現在の本殿は数えて三代目となるもので、平成三十年の秋に竣功しました。(初代は明治四年、二代目は昭和二年の竣功、三年の遷座)
この本殿は、平成二十五年の秋まで伊勢の神宮において、内宮の西宝殿として用いられていました。
「第六十二回神宮式年遷宮」(二十年ごとに行われる伊勢の神宮の御殿の造り替え)の後に当宮へ譲渡され、
令和二年の当宮創建150年の奉祝事業として、伊勢の地にあった姿を極力忠実に再現しました。
このように伊勢神宮より重要な社殿を賜ったことは、当宮のみならず横浜にとっても大変な栄誉といえます。
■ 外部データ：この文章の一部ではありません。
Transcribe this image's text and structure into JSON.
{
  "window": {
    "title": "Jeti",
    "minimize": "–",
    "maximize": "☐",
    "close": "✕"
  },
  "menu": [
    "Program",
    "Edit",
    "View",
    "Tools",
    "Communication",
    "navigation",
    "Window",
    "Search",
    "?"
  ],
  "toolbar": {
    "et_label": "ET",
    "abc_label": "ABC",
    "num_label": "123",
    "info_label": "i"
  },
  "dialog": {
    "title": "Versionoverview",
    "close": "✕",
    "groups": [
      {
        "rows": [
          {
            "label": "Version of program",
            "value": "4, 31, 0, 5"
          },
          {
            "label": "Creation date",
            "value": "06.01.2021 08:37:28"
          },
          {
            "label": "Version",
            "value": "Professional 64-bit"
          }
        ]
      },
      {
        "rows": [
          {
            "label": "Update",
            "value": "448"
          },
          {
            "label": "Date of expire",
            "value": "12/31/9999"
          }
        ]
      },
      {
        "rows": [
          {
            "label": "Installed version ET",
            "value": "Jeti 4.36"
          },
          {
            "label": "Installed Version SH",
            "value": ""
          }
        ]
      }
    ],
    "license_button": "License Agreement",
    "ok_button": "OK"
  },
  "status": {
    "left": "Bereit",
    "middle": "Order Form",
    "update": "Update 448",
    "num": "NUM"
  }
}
本殿の姿は、古代の建築様式を今に伝える「神明造」です。
建て替え前の旧本殿(昭和二年竣功)は、解体修繕の後に、
東日本大震災で被災された宮城県石巻市の鹿島御児神社へ譲渡され、新たな本殿として生まれ変わっています。

拝殿は、御祭神のおすまいである御本殿の手前にあって祭祀などを行うための社殿です。
年間を通して祭典や結婚式、御祈祷などが行われます。
現在の拝殿は、昭和2年竣工のもので、大正11年の関東大震災で焼失した後、
本殿等とあわせて多くの市民からの寄付や県・市の補助金を得て復興されました。
当時気鋭の建築家であった遠藤於菟が設計・監督にあたりました。
様式は本殿と同じく神明造です。